One curious aspect of [e] and [i], however, is that they occur less often in words together than might otherwise be expected. Let us have some statistics to show what I mean.
I took the one thousand most common words, which account for over 26,000 tokens, or nearly 70% of the text. They include all words with five or more tokens, so we can be assured that they are not reading or writing errors. I marked them according to the presence of [e] and [i] (and also the number of syllables).
I found that [e] occurred in 39% of all words while [i] occurred in 12% of all words. Were the occurrence of [e] and [i] to be independent we would expected that in a thousand words about 45 to 50 would contain both. However, only 8 words contained both [e] and [i]: [sheaiin], [chedaiin], [chedain], [chekaiin], [cheodaiin], [shedaiin], [sheodaiin], [oteodaiin].

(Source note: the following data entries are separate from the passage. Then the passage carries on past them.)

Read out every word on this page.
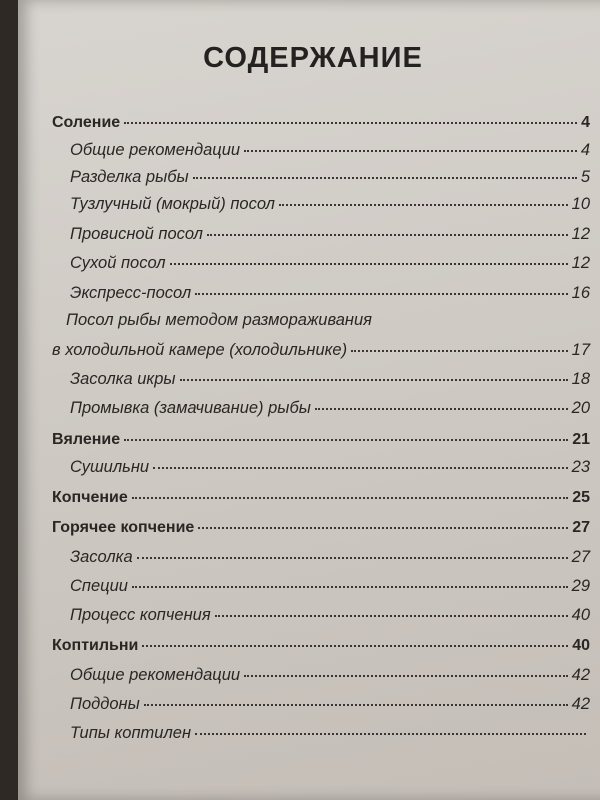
СОДЕРЖАНИЕ
Соление	4
Общие рекомендации	4
Разделка рыбы	5
Тузлучный (мокрый) посол	10
Провисной посол	12
Сухой посол	12
Экспресс-посол	16
Посол рыбы методом размораживания
в холодильной камере (холодильнике)	17
Засолка икры	18
Промывка (замачивание) рыбы	20
Вяление	21
Сушильни	23
Копчение	25
Горячее копчение	27
Засолка	27
Специи	29
Процесс копчения	40
Коптильни	40
Общие рекомендации	42
Поддоны	42
Типы коптилен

It should be immediately apparent that in seven of these cases the [e] immediately follows a [ch, sh] as part of a syllable string which commonly occurs at the beginning of words. In my discussion of high level word structure I mentioned that these syllables were constrained in what they could contain, compared with the syllables which followed them and could contain anything. I also mentioned that they became even more constrained in three syllable words.
It turns out that the number of syllables appears to be relevant to the occurrence of [e] and [i].

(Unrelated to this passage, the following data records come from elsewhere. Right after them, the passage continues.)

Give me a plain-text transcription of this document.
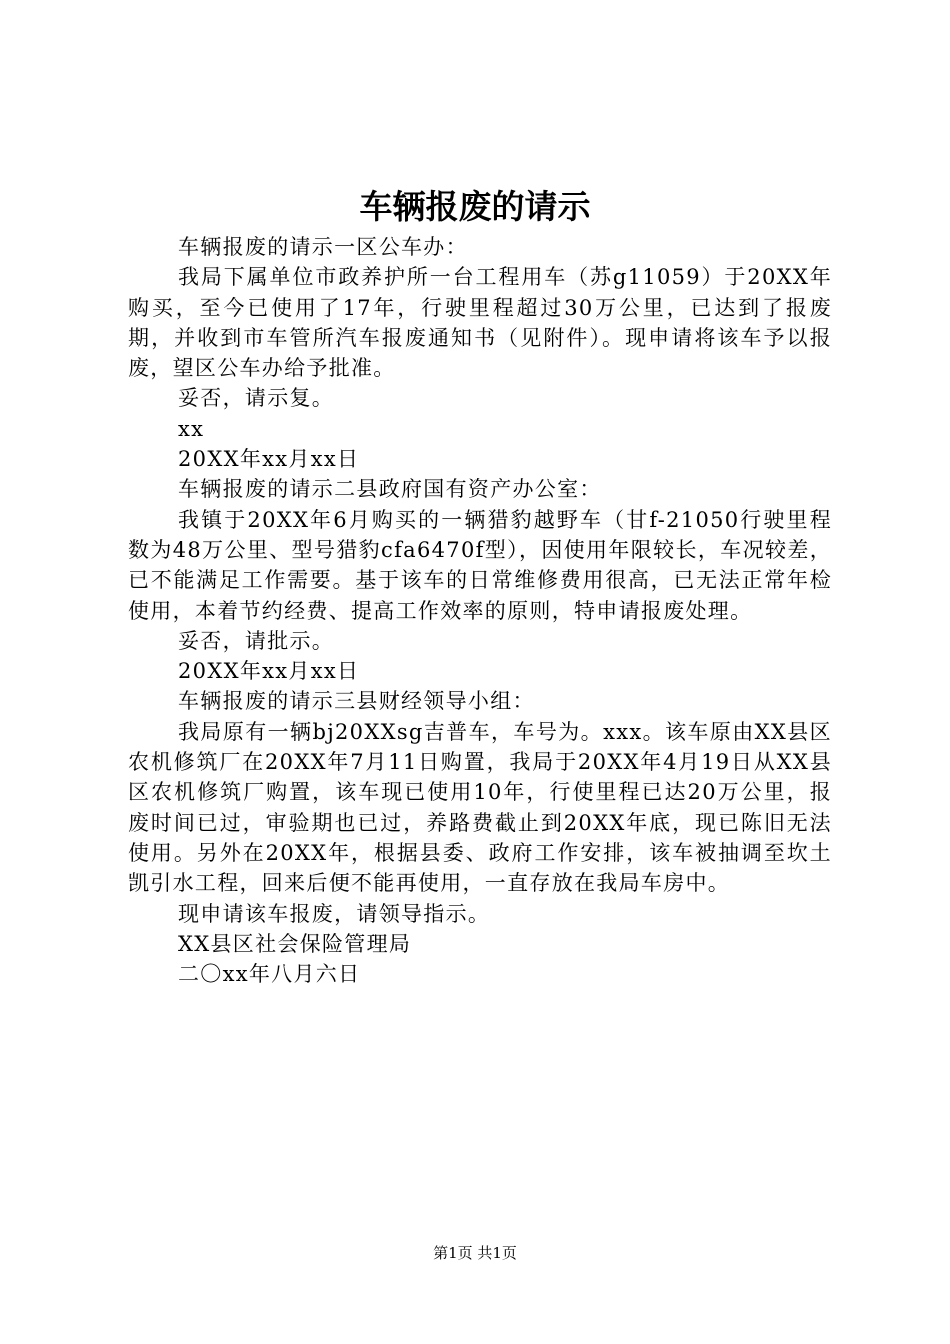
车辆报废的请示

车辆报废的请示一区公车办：

我局下属单位市政养护所一台工程用车（苏g11059）于20XX年购买，至今已使用了17年，行驶里程超过30万公里，已达到了报废期，并收到市车管所汽车报废通知书（见附件）。现申请将该车予以报废，望区公车办给予批准。

妥否，请示复。

xx

20XX年xx月xx日

车辆报废的请示二县政府国有资产办公室：

我镇于20XX年6月购买的一辆猎豹越野车（甘f-21050行驶里程数为48万公里、型号猎豹cfa6470f型），因使用年限较长，车况较差，已不能满足工作需要。基于该车的日常维修费用很高，已无法正常年检使用，本着节约经费、提高工作效率的原则，特申请报废处理。

妥否，请批示。

20XX年xx月xx日

车辆报废的请示三县财经领导小组：

我局原有一辆bj20XXsg吉普车，车号为。xxx。该车原由XX县区农机修筑厂在20XX年7月11日购置，我局于20XX年4月19日从XX县区农机修筑厂购置，该车现已使用10年，行使里程已达20万公里，报废时间已过，审验期也已过，养路费截止到20XX年底，现已陈旧无法使用。另外在20XX年，根据县委、政府工作安排，该车被抽调至坎土凯引水工程，回来后便不能再使用，一直存放在我局车房中。

现申请该车报废，请领导指示。

XX县区社会保险管理局

二〇xx年八月六日

第1页 共1页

In the thousand most common words the distribution is: one syllable 32%, two syllables 54%, three syllables 12%, with the balance made up of words which are unclassifiable. The distribution of words with [e] is broadly similar, being a little higher in three syllable words and a little lower in one syllable words. But the distribution of [i] is much different: [oteodaiin], given above as one of the eight words which contain both [e] and [i], is the only three syllable word in the sample which contains [i].
So here we have an interesting conjunction: 1) words containing both [e] and [i] are less common than they should be, 2) most of those which do occur begin with [ch, sh] which is much less common in three syllable words, and 3) [i] itself almost never occurs in three syllable words. (In case you are wondering if the non–occurrence of [i] in three syllable words might explain why there are so few words with both [e] and [i], we should still expect about 25–30 two syllable words with both. There are only 6.)
The answer is that the appearance of [e] and [i] are somehow linked and are not independent events. This is not to say that they are variants but that they are often mutually exclusive.
As the number of syllables also works to exclude [i] we might wonder if this is related. Because [i] mostly occurs at the end of a word, and the number of syllables can affect certain linguistic characteristics of a word (such as prosody), [i] could be a marker for those characteristics. Were [e] the marker for a similar or related prosodic process, or a sound thus affected, the occurrence of both in a word would then naturally be less likely.
One last thing to mention is this: of the one thousand most common words 12% contain [i], of one thousand words with a single token then same figure is over 19%. That is, common words are less likely to contain [i] than rare words. Conversely, [e] occurs less in rare words than in common words. Word with both [e] and [i] are still considerably less common that would be expected otherwise.